The good knights were in the midst of the assembly, and right wrathful was the one against the other, and they held their swords naked and their shields on their arms and dealt each other huge buffets right in the midst of the helms. The most part of the knights come to them and tell them that the assembly waiteth for them to come thereunto. They have much pains to part them asunder, and then the melly beginneth again on all sides, and the evening cometh on that parteth them at last. And on this wise the assembly lasted for two days. The damsel that brought the knight on a bier in a coffin, dead, prayed the assembly of all the knights to declare which one of all the knights had done the best, for the knight that she made be carried might not be buried until such time as he were avenged.
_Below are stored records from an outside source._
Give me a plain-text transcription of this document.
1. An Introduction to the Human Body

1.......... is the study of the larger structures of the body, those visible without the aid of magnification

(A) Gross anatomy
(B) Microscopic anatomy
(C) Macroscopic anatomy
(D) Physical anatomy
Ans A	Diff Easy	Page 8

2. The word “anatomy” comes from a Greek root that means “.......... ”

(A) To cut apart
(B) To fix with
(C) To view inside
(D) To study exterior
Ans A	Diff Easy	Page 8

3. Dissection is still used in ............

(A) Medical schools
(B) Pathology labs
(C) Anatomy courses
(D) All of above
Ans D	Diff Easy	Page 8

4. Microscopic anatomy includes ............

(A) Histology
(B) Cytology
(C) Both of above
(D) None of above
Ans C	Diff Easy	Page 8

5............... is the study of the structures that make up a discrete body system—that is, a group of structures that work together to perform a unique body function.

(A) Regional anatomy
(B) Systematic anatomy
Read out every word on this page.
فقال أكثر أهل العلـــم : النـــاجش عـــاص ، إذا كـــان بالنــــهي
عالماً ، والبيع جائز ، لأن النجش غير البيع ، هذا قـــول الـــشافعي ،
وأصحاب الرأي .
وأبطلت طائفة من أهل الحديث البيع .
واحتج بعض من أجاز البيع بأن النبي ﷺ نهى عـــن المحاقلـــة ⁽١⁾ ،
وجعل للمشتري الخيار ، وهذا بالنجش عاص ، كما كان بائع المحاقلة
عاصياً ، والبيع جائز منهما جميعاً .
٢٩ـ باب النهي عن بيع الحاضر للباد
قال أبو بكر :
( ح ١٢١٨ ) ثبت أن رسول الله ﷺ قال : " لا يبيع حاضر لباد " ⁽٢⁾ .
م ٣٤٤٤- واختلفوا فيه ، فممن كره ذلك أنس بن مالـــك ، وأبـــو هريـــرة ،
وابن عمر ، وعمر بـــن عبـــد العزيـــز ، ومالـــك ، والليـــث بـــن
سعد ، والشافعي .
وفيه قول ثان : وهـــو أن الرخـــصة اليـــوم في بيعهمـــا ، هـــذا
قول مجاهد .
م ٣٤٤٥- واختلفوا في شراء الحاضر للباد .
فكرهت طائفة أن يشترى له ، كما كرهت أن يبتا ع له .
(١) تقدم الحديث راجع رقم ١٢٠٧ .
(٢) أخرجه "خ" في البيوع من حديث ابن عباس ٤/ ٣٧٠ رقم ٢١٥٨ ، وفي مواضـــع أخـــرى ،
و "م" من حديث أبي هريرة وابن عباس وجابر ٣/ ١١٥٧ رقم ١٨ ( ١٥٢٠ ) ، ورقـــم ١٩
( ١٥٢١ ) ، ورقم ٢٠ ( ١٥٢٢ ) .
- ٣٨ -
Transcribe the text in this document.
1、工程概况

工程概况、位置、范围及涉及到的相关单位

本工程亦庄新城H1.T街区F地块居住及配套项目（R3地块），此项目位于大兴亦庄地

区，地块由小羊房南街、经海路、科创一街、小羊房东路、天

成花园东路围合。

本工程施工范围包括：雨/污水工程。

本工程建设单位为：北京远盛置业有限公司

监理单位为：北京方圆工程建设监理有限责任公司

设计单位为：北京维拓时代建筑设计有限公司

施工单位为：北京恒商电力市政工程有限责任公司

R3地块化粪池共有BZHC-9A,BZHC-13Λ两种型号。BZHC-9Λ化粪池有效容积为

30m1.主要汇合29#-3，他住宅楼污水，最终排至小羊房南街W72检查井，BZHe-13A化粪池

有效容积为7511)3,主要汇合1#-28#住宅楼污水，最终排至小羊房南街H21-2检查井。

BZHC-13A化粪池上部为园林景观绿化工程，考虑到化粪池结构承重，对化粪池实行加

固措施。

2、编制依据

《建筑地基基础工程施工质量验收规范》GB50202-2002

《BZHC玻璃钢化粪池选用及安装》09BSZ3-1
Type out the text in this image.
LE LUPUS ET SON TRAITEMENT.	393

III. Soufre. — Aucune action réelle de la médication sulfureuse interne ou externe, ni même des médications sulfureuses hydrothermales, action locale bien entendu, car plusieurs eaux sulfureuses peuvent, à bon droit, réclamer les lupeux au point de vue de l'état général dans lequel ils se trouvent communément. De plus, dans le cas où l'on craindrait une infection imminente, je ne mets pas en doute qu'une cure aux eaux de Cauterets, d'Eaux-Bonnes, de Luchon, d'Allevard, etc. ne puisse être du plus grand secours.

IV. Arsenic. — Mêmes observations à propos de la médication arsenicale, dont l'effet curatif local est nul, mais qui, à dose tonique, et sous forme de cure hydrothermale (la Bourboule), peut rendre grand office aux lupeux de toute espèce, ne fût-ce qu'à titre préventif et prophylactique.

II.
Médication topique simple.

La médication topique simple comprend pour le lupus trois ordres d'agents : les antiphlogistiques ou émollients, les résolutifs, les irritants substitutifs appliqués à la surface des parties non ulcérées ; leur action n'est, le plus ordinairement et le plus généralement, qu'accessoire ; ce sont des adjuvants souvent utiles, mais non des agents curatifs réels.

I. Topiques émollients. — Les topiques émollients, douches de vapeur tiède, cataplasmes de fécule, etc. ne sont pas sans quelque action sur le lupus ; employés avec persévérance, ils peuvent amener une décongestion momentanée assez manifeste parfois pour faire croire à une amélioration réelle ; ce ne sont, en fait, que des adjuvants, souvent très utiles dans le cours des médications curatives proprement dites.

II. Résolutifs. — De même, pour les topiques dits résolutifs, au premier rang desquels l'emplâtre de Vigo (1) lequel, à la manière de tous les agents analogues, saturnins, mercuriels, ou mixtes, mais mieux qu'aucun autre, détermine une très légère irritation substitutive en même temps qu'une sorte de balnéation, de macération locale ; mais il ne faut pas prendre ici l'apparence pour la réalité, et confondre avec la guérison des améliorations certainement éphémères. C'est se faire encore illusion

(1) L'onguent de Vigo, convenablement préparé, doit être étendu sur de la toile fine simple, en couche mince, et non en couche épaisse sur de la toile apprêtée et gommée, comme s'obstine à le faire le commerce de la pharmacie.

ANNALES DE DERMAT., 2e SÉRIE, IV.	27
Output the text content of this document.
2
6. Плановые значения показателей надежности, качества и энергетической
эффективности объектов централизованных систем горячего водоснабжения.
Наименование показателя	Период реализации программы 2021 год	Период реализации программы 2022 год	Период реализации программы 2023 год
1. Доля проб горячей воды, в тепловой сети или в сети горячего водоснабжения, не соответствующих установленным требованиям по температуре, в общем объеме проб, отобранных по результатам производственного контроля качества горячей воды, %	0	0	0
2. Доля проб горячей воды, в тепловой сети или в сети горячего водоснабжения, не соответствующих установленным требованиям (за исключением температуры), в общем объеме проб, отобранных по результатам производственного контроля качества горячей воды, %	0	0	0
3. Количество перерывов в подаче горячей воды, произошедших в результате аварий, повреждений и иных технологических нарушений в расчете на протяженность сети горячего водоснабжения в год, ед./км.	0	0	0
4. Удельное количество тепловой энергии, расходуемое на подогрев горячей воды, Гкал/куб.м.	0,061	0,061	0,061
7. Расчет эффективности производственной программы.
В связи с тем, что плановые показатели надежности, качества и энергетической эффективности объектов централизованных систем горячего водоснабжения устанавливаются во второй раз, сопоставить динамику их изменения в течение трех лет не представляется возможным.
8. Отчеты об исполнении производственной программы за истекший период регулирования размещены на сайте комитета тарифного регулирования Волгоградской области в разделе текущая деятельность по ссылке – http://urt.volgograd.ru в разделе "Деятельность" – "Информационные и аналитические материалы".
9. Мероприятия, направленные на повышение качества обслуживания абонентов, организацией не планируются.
And they say that the knight of the white shield and the other with the shield sinople and the golden eagle had done better than all the other, but, for that the knight of the white shield had joined in the melly before the other, they therefore would give him the prize; but they judged that for the time that Messire Gawain had joined therein he had not done worse than the other knight. The damsel seeketh the knight of the white shield among the knights and throughout all the tents, but cannot find him, for already hath he departed. She cometh to Messire Gawain and saith: "Sir, sith that I find not the knight of the white shield, you are he that behoveth avenge the knight that lieth dead in the litter."
"Damsel," saith Messire Gawain, "Do me not this shame, for it hath been declared that the other knight hath better done herein than I."